Does not an incident energy calculation yield energy levels below the Table values for 8 cal and 40 cal PPE?

Is there a feature I am not recognizing?

If the calculations show an incident energy up to 8 cal,then use 8 cal. If the Ei is between 8 and 40 cal, then use 40 cal. It's a 2 category approach. The problem is if you Ei above 8 is only 10 or 15 cal, going all the way to 40 might be a bit much. Especially in the summer.

If the results of an arc flash hazard analysis were that the incident energy was 7.5 cal but the available bolted fault current exceeded the values, at the system voltage, in Table H.4 would it still be acceptable to use 8 cal PPE?

1. If the available bolted fault exceeds the tabular result, then you can't use the tabular results because you violated the assumptions.
2. If you did the analysis, then tabular results don't matter anyways. You use the actual calculated result.
3. The PPE tables even with the "4 level' system (0-4) are not intended to apply to actual arc flash hazard calculations anyways. Those are intended for use with the other tables.

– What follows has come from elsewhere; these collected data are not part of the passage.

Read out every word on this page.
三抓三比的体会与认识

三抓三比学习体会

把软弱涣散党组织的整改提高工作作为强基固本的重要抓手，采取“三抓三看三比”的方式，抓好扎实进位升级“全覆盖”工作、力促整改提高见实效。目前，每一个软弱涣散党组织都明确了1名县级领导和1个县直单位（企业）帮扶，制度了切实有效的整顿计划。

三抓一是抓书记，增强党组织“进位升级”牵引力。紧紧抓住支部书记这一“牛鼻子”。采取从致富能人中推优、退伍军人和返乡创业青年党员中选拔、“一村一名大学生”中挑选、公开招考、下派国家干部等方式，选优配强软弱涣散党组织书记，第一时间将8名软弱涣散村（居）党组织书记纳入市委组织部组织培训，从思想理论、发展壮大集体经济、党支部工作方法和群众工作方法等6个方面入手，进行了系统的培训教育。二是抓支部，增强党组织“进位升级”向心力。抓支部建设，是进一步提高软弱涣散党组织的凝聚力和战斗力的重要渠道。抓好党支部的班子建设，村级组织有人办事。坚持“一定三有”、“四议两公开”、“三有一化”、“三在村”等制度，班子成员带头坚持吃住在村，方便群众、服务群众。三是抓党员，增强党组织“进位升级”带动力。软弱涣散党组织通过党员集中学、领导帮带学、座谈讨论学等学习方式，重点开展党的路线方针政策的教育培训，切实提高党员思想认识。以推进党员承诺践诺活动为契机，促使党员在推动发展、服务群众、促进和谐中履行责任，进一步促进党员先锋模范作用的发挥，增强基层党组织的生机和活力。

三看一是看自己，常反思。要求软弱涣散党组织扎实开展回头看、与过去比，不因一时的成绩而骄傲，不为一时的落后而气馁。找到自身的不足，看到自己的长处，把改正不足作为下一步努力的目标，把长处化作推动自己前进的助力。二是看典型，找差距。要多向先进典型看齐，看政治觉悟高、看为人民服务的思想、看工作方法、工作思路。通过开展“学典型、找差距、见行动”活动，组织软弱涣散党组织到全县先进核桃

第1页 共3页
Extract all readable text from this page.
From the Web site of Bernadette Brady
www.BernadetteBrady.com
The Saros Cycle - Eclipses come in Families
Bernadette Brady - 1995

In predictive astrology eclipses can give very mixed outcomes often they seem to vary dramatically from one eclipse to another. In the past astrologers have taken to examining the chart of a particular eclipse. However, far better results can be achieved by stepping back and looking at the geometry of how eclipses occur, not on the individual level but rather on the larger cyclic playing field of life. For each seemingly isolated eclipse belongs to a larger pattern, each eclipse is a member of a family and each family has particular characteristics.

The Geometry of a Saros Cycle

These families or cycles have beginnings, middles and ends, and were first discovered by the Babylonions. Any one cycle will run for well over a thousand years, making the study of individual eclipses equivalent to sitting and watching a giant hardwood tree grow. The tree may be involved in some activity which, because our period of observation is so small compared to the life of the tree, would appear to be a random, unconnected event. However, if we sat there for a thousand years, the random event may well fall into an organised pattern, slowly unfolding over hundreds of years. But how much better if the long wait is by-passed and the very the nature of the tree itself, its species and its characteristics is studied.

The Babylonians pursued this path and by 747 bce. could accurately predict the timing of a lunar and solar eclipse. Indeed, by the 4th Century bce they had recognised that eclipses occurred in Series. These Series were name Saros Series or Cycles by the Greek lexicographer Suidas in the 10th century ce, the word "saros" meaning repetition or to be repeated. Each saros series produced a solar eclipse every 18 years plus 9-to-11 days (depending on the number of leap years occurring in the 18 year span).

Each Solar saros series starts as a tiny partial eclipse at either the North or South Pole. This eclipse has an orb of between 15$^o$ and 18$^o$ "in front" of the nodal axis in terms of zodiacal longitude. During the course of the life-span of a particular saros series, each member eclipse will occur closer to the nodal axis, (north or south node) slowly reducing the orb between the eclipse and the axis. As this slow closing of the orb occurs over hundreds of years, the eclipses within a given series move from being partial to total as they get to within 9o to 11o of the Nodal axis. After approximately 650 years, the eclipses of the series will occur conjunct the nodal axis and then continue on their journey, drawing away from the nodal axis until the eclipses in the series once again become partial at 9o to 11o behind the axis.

With that out of the way, we can get down to discussing PPE if you have actually calculated your incident energy:
1. In practice, most people read those tables and apply their calculated incident energies to the tabular results just because it is a convenient way to determine required PPE. As long as the PPE specified exceeds the incident energy calculated, then it is sufficient. Note that some manufacturers actually specify a higher cal/cm^2 value for their PPE and give both ratings (ATPV and tabular PPE rating). Since you used the calculation method, you can use either value. The actual ATPV value will be higher.
2. Since you have calculated values, there is nothing stopping you from implementing as many or as few "levels" as you desire. Two examples:
A. Many companies have a "2" level system; 1.2 cal/cm^2 and 40 cal/cm^2. They don't bother with the ones in between, including the one I currently work for. There are practical problems with doing this for electricians though so you may want to add a third level.
B. Along the same lines, many go for 1.2, 8, and 40 cals/cm^2 as suggested in the appendix, although often the "8" level becomes more like 10-12 depending on the PPE manufacturer. The reason for picking "8" instead of "4" is because 12 oz cotton treated with the ammonia "FR" process almost automatically yields around an 8-12 cal/cm^2 ATPV. The only fundamental PPE difference between 4 and 8 cal/cm^2 is the inclusion of the balaclava or some sort of hood which was a recent (2009) addition.
C. I (and others) have also implemented another variation on the 2 level system in the past: 4, and 40. Especially in a glass, welding, or iron/steel industry shop, FR clothing is usually mandatory to begin with. Except for the balaclava or hood, the minimum standard work wear is already 4 cal/cm^2, so 1.2 cal/cm^2 is not even a consideration. It is also very easy to make a 3 level system (4/8/40) with minor additional PPE requirements.

There is also nothing stopping you from "mixing it up" in terms of using these simplified approaches with the tabular approach. Regardless of how you determine the "levels" to be used, the fundamental rule is that the PPE to be worn must equal or exceed the available incident energy level if PPE is required. The determination of whether or not PPE is required depends on your risk assessment, and that in turn depends on the task to be done, as made abundantly clear by all the references to looking at electrical hazards on a task-by-task basis in the 2012 edition of 70E.

Great Response Paul, Thanks!